Today I’m going to post minor revisions to some earlier Full-Text Search (FTS) code. These changes address index construction.
Text Objects
My revisions affect my Text
class, which is the managed object subclass I use to model searchable text elements.
Here is my Text.h
file:
#import <CoreData/CoreData.h>
@class Keyword;
@interface Text : NSManagedObject
{
BOOL computedKeywords;
}
@property (nonatomic, retain) NSString* text;
@property (nonatomic, retain) NSSet* words;
@end
@interface Text (CoreDataGeneratedAccessors)
- (void)addWordsObject:(Keyword*)value;
- (void)removeWordsObject:(Keyword*)value;
- (void)addWords:(NSSet*)value;
- (void)removeWords:(NSSet*)value;
@end
and here is my Text.m
file:
#import "Text.h"
#import "Keyword.h"
#import "Tokenizer.h"
@interface Text (OtherAccessors)
@property (nonatomic, retain) NSString* sortPrefix;
- (void)setPrimitiveText:(NSString*)newText;
@end
@implementation Text
@dynamic text;
@dynamic words;
- (void)setText:(NSString*)newText
{
[self willChangeValueForKey:@"text"];
[self setPrimitiveText:newText];
[self didChangeValueForKey:@"text"];
NSUInteger l = [newText length];
self.sortPrefix = [newText substringToIndex:MIN(l, 20)];
}
- (void)willSave
{
// Superclass
[super willSave];
// Omit keyword processing for deleted objects
if (self.isDeleted || computedKeywords) return;
// Process this object for keywords
NSMutableSet* tokens = [[Tokenizer sharedTokenizer] tokenize:self.text];
// Create and perform a request for existing keyword records for these tokens
NSError* err;
NSFetchRequest* request = [[NSFetchRequest alloc] init];
request.entity = [NSEntityDescription entityForName:@"Keyword" inManagedObjectContext:self.managedObjectContext];
request.predicate = [NSPredicate predicateWithFormat:@"keyword IN %@",tokens];
NSMutableSet* keywords = [NSMutableSet setWithArray:[self.managedObjectContext executeFetchRequest:request error:&err]];
[request release];
// Find nonexistent keywords (by removing existing keywords from tokens) ...
[tokens minusSet:[keywords valueForKey:@"keyword"]];
// ... then create them
for (id k in tokens)
{
NSManagedObject* newManagedObject = [NSEntityDescription insertNewObjectForEntityForName:@"Keyword" inManagedObjectContext:self.managedObjectContext];
[newManagedObject setValue:k forKey:@"keyword"];
[keywords addObject:newManagedObject];
}
// Make changes
NSMutableSet* keywordsToAdd = [[keywords mutableCopy] autorelease];
NSMutableSet* keywordsToRemove = [[self.words mutableCopy] autorelease];
[keywordsToAdd minusSet:self.words];
[keywordsToRemove minusSet:keywords];
if ([keywordsToAdd count]) [self addWords:keywordsToAdd];
if ([keywordsToRemove count]) [self removeWords:keywordsToRemove];
// Flag object as ready for saving
// Note that this assumes the object WILL NOT BE CHANGED between this point and the commit to DB
computedKeywords = YES;
}
- (void)didSave
{
computedKeywords = NO;
}
@end
Changes
The relevant differences between this code and that presented earlier have to do with precluding needless or destructive re-indexing.
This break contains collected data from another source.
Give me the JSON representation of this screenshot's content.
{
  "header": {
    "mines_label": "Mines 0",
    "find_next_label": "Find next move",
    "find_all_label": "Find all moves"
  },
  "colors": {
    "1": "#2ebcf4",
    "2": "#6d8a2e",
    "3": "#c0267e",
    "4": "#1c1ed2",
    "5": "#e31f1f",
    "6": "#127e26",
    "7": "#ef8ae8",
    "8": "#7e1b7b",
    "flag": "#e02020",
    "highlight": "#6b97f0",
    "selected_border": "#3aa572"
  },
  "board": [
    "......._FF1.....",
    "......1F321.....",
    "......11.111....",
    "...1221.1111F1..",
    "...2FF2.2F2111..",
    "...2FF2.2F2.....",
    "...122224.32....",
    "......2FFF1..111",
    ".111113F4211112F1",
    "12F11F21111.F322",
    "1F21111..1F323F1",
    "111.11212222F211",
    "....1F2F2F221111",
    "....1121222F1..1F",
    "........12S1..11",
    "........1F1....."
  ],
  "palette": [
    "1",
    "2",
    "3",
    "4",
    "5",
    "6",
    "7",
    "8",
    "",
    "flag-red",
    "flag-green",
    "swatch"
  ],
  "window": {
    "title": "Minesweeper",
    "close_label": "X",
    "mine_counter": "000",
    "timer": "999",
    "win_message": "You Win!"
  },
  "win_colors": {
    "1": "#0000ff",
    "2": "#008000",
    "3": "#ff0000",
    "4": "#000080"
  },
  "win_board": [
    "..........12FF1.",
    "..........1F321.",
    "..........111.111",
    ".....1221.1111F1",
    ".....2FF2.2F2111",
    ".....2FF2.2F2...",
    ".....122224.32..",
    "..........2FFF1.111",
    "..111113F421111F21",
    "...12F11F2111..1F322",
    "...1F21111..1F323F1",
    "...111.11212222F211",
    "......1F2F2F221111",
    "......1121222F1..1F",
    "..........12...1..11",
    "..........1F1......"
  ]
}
First of all, this line:
if (self.isDeleted || computedKeywords) return;
will force willSave
to return without computing or updating the keyword index if the Text
object is being deleted. If this line is not included, FTS index entries will be created that point to this (soon-to-be-deleted) object; these entries will cause Core Data validation to fail.
This line also skips indexing if the computedKeywords
flag of the Text
object is set. This is a bit of a hack (the flag is set at the end of willSave
, and cleared in didSave
) designed to avoid needless re-indexing of objects. When an object is changed during a willSave
call, Core Data will call willSave
again and again, until, finally, the willSave
call does not change the object. If we update the Text
object’s index (i.e its words
object), Core Data will re-invoke willSave
, which will re-compute the index. Since the index will come out the same, the save will execute successfully, but the second index calculation is a waste of time.
Indexing Speed
These changes increase indexing speed by about 50%, to ~3000 characters per second on the iPhone 3G. For my app, I think this is just on the right side of good enough. Which is lucky, because, aside from some slightly suspicious Objective-C in the preceding class, I can’t see any easy way to make Core Data FTS indexing run much faster than this code does now.